Real-time Data Collection
Mobile sensors collecting real-time data on first responders’ persons feed the information into an intelligent processing layer and then display data on a “dashboard” of sorts, presenting a digital readout of the various vital signs and environmental factors being monitored. The dashboard can be monitored remotely by first responders on the scene or supervisors offsite to ensure that any responders in distress can be helped as quickly as possible. Real-time data on the surrounding air quality can tell firefighters precisely when they have to employ oxygen tanks in the field in order to breathe safely or when toxic fumes from a chemical spill have become too dangerous to be exposed to without a special breathing apparatus. Vital sign monitoring lets supervisors know when individual firefighters on the front lines of a blaze need a break or medical intervention, similar to the technology being implemented in sports to monitor athletes’ body temperature and blood oxygen levels.
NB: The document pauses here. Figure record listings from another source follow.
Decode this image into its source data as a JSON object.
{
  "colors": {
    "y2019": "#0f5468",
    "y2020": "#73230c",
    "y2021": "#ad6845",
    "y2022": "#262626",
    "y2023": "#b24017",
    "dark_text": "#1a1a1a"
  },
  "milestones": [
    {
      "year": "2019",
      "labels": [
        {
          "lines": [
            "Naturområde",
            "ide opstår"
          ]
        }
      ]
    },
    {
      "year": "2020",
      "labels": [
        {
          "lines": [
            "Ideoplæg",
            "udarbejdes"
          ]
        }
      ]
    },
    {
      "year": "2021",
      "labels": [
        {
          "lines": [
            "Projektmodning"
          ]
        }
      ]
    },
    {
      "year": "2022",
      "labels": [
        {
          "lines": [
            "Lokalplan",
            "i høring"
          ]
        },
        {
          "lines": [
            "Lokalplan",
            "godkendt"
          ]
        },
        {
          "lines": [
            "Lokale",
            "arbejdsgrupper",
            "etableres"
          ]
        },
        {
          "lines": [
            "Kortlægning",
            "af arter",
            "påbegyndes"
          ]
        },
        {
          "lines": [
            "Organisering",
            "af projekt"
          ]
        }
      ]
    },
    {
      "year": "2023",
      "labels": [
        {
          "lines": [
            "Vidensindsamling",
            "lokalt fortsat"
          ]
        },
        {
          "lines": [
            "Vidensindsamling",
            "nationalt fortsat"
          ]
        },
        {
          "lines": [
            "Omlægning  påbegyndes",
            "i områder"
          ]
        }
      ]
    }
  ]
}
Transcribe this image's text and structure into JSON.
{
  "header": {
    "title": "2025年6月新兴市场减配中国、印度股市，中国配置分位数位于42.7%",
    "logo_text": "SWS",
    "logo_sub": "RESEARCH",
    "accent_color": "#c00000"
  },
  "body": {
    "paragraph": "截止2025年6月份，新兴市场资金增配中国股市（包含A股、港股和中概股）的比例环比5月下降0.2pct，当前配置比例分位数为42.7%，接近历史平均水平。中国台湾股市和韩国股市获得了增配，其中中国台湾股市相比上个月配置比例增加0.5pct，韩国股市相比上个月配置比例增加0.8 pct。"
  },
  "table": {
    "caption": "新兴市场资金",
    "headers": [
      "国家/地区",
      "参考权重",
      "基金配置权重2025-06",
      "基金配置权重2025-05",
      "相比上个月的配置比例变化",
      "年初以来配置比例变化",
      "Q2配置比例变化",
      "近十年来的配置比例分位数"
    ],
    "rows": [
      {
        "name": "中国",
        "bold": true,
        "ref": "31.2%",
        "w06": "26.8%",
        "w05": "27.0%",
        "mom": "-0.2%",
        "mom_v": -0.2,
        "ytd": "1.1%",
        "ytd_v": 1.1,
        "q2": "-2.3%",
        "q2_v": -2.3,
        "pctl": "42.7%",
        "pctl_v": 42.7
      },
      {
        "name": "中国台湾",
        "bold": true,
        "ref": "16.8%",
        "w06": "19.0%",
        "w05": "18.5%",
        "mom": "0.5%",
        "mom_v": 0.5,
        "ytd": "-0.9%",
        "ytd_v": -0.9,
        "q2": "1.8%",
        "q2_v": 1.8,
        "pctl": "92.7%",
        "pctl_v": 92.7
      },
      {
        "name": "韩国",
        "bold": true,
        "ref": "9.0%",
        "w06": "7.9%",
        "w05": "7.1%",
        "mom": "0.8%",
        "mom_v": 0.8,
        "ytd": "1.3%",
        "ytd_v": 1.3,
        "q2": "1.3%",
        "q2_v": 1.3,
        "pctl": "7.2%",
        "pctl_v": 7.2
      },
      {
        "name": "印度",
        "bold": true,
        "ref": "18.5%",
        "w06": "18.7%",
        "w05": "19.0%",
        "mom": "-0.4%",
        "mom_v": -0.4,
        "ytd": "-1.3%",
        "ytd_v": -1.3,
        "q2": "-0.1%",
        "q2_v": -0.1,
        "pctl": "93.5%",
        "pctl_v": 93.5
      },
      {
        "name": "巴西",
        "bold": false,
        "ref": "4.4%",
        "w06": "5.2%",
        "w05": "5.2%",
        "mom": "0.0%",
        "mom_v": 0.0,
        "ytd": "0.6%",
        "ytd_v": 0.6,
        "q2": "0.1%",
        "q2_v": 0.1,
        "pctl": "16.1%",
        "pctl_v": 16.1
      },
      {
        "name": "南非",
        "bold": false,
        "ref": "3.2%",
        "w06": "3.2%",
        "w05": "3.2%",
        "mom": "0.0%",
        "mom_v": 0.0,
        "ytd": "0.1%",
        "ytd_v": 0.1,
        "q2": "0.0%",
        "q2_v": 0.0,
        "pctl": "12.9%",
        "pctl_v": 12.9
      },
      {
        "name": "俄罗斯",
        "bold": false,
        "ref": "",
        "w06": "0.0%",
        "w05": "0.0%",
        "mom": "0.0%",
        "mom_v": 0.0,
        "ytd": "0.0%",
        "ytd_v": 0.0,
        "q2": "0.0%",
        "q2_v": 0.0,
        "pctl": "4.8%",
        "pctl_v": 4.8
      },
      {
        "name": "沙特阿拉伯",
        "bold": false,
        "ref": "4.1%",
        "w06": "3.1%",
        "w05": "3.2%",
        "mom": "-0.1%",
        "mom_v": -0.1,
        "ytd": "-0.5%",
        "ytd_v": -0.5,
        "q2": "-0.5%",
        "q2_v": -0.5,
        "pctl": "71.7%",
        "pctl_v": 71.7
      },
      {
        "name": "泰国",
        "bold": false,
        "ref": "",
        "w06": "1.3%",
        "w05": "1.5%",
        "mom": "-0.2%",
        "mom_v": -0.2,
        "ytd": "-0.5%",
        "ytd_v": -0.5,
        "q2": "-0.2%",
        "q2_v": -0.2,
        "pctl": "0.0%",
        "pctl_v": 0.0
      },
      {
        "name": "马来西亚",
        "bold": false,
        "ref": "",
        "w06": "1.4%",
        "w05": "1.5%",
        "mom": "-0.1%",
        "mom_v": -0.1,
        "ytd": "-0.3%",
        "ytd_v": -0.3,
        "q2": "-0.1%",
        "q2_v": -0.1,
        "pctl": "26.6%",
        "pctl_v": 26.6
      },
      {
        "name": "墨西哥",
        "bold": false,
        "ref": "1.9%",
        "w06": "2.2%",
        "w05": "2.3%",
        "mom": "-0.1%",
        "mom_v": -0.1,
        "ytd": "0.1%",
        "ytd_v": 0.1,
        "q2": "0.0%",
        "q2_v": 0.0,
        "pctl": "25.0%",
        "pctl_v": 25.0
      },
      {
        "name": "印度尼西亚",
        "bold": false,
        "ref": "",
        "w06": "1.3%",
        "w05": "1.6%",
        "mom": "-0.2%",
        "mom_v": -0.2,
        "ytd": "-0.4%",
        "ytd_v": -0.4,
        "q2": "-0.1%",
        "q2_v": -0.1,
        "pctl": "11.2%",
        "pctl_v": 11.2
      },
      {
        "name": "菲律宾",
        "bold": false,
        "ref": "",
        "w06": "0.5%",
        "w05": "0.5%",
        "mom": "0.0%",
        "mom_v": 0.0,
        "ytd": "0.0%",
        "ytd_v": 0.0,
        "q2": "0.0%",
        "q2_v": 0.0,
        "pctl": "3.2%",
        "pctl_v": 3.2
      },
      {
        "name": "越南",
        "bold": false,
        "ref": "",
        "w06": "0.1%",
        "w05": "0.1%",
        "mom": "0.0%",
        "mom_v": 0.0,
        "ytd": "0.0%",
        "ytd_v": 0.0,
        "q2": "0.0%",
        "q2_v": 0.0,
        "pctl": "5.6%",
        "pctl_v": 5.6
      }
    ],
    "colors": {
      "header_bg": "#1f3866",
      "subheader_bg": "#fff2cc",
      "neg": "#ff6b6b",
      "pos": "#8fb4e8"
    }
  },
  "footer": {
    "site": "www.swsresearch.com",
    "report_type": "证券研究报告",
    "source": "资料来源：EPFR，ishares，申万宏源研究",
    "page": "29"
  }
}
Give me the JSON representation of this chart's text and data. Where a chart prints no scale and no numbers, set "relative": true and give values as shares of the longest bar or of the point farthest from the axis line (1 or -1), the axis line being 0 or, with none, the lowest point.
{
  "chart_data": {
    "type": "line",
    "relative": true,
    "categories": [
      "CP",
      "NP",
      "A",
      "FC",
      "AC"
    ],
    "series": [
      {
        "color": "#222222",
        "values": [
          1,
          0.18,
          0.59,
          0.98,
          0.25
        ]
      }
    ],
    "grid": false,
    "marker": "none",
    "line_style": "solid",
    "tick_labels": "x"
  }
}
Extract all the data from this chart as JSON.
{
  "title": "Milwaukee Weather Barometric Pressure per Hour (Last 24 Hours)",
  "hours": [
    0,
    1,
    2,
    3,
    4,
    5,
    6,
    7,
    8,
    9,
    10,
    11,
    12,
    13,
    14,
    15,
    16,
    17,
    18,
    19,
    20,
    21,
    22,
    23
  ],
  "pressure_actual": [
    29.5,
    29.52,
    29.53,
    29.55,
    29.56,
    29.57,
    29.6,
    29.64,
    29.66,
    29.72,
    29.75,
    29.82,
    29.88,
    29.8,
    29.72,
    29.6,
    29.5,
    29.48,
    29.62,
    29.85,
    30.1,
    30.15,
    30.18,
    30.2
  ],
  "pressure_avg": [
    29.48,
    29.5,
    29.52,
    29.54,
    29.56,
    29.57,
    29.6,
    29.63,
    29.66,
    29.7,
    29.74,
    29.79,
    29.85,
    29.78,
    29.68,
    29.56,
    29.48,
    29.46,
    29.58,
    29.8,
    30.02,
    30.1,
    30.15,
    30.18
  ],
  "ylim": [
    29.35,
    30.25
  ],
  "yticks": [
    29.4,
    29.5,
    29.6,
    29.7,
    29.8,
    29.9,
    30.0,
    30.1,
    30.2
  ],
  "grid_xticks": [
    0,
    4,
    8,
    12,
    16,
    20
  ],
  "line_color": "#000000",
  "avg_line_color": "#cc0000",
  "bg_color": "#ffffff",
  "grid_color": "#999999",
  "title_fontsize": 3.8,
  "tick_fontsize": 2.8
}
Data collected in real time can also be saved and fed into algorithms that recognize patterns and make predictions to help optimize future emergency response plans. Knowing that personnel can only safely fight fires burning at certain temperatures from specific distances helps spare future hospitalizations, or worse, heatstroke or smoke inhalation. Furthermore, knowing how first responders’ bodies have reacted to the presence of certain gases or volatile organic compounds in the environment can help design emergency treatment options if first responders or victims are exposed in the future and require immediate medical attention in the field. In large-scale personnel deployments, like forest fires or natural disaster relief, historical data on employee health and wellness can help supervisors determine the optimal length and frequency of shifts to maximize overall efficiency and help responders get the appropriate amount of sleep and nutrition.
Conclusion
Working in potentially hazardous environments is something asked of first responders every day, so monitoring their vital signs as well as key environmental factors is critical to ensuring safety. Using the data collected from first responders on the front lines to optimize future emergency response plans may also save lives and ensure first responders live longer, healthier lives post-retirement. The short- and long-term benefits of wearable technology and environmental sensors are so self-evident that you may see firefighters, EMTs, and even police officers wearing bio- and environmental-metric sensors on a daily basis in the near future.